Running Time: 100 Minutes
Starring: Eline Schumacher, Benjamin Ramon, Wim Willaert, Pierre Nisse, Raphaëlle Lubansu, Quentin Lasbazeilles, Olivier Picard. Catherine Jandrain
Opening his latest feature with on-screen text, writer/director Karim Ouelhaj appropriately sets the bleak tone. Belgium, 1997. Garbage bags were found containing severed pieces of women's bodies, courtesy of a serial killer dubbed The Butcher, until the murders suddenly stopped. Nobody knows what happened to cause the sudden stop, a question that haunts the people.

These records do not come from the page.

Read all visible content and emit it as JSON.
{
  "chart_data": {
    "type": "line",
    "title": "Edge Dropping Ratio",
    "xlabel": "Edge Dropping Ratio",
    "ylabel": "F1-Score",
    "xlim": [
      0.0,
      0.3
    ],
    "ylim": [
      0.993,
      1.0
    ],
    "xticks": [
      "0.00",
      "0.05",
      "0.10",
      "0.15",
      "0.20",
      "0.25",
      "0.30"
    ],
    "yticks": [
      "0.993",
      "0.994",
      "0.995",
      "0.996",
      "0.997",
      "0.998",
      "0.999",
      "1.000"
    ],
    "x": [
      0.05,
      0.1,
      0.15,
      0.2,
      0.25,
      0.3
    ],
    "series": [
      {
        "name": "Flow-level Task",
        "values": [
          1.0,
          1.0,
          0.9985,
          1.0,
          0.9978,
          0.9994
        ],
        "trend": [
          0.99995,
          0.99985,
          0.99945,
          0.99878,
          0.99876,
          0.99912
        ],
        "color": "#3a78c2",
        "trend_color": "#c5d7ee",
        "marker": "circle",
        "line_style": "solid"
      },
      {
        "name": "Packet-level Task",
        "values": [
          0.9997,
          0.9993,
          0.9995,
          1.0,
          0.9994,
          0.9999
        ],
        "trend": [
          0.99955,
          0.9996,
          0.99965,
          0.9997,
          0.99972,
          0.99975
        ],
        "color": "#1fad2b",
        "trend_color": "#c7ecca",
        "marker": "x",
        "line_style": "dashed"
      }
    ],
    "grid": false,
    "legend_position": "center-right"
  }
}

Twenty-years-later, the Butcher's children grapple with their fathers legacy and approach it in different ways. Felix (Benjamin Ramon) continues on his father's work of stalking women and brutally murdering them, while Martha (Eline Schumacher) tries focusing on her job while grappling with insecurities. When she's harassed and sexually assaulted at work, the docile sibling falls down the rabbit hole into the horrifying world her brother inhabits.
Schumacher exceptionally portrays Martha, capturing her bubbling frustrations as she's repeatedly disgraced and mistreated, waiting until home to vent her frustrations. She relies on her brother, terrifically played by Ramon, as the siblings care for each other in their co-dependent relationship with incestuous undertones. They're both haunted by the image of their blood-thirsty father, an inescapable element in their lives as fantasy and reality often blend together.
Ouelhaj offers no reprieve from the darkness, deliberately pacing the film within a seemingly unending cycle of misery. There's an unflinching depiction of violence throughout, with the use of a hammer being particularly difficult to watch amidst the brutalization of young women. Although what's offered is a moody examination of evil, the many forms it takes from the visceral to compliant silence. If viewers can stomach such a grim experience, there may be much to appreciate.